What technology solutions are customers implementing to improve their energy efficiency?

The approach businesses are taking towards energy efficiency is largely driven by their buildings, business operations and budgets. Installing LEDs is certainly popular, delivering both cost and carbon savings.  Even those customers who previously installed LEDs are able to reduce their energy consumption by around 10% due to the improvements in LED technology in recent years.

 

HVAC is also an effective way to reduce emissions, and there are lots of great innovations available. For example, existing gas boilers can be replaced with more efficient heat pumps.

 

In your experience what challenges do facilities managers face when delivering energy efficiency schemes?

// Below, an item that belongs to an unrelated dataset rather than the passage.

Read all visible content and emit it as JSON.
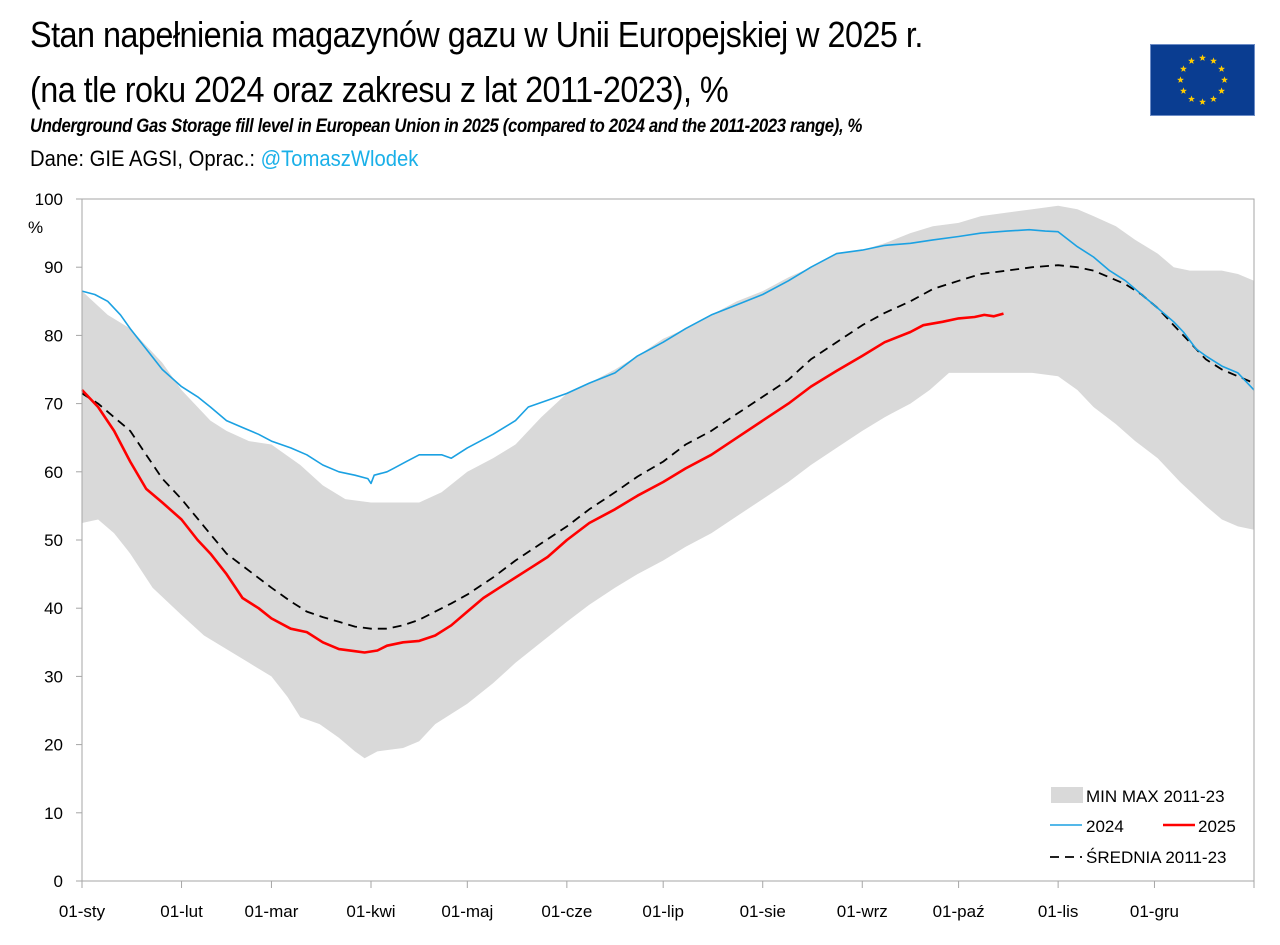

It’s no secret that most organisations face budgetary challenges, and as such facilities managers have to make tough choices between sustainable improvements or keeping an asset running as long as possible to save costs. By waiting for an asset to be at the point of failure facilities managers can all too often miss out on opportunities to be innovative and fall into the trap of replacing like with like. 

 

This is further compounded by the separation of budgets within an organisation, for example energy purchase versus CAPEX versus FM budgets. Acting in these budgetary silos can prevent a business taking action, as it fails to appreciate the opportunity holistically. In my role I work with our customers to demonstrate how replacing assets with a more efficient alternative can actually save the organisation money.

 

What advice would you give to customers who are looking for opportunities to reduce their energy?

All businesses need to develop a strategic plan to manage their buildings. I would advise them to get someone like SEE engaged to perform a sustainability survey across their estate, which will provide valuable insights and recommendations tailored to their specific operations, paving the way for a more impactful and sustainable asset and energy management strategy.

 

Furthermore, engaging and embedding property and facilities teams, along with facilities providers, within strategic plans is imperative for implementing energy improvements. In doing so we can create a shift in the organisations approach to facilities, from solely maintaining existing structures towards embracing a more innovative approach focused on facilities improvement, which will result in the desired energy efficiency, cost savings and sustainable improvements.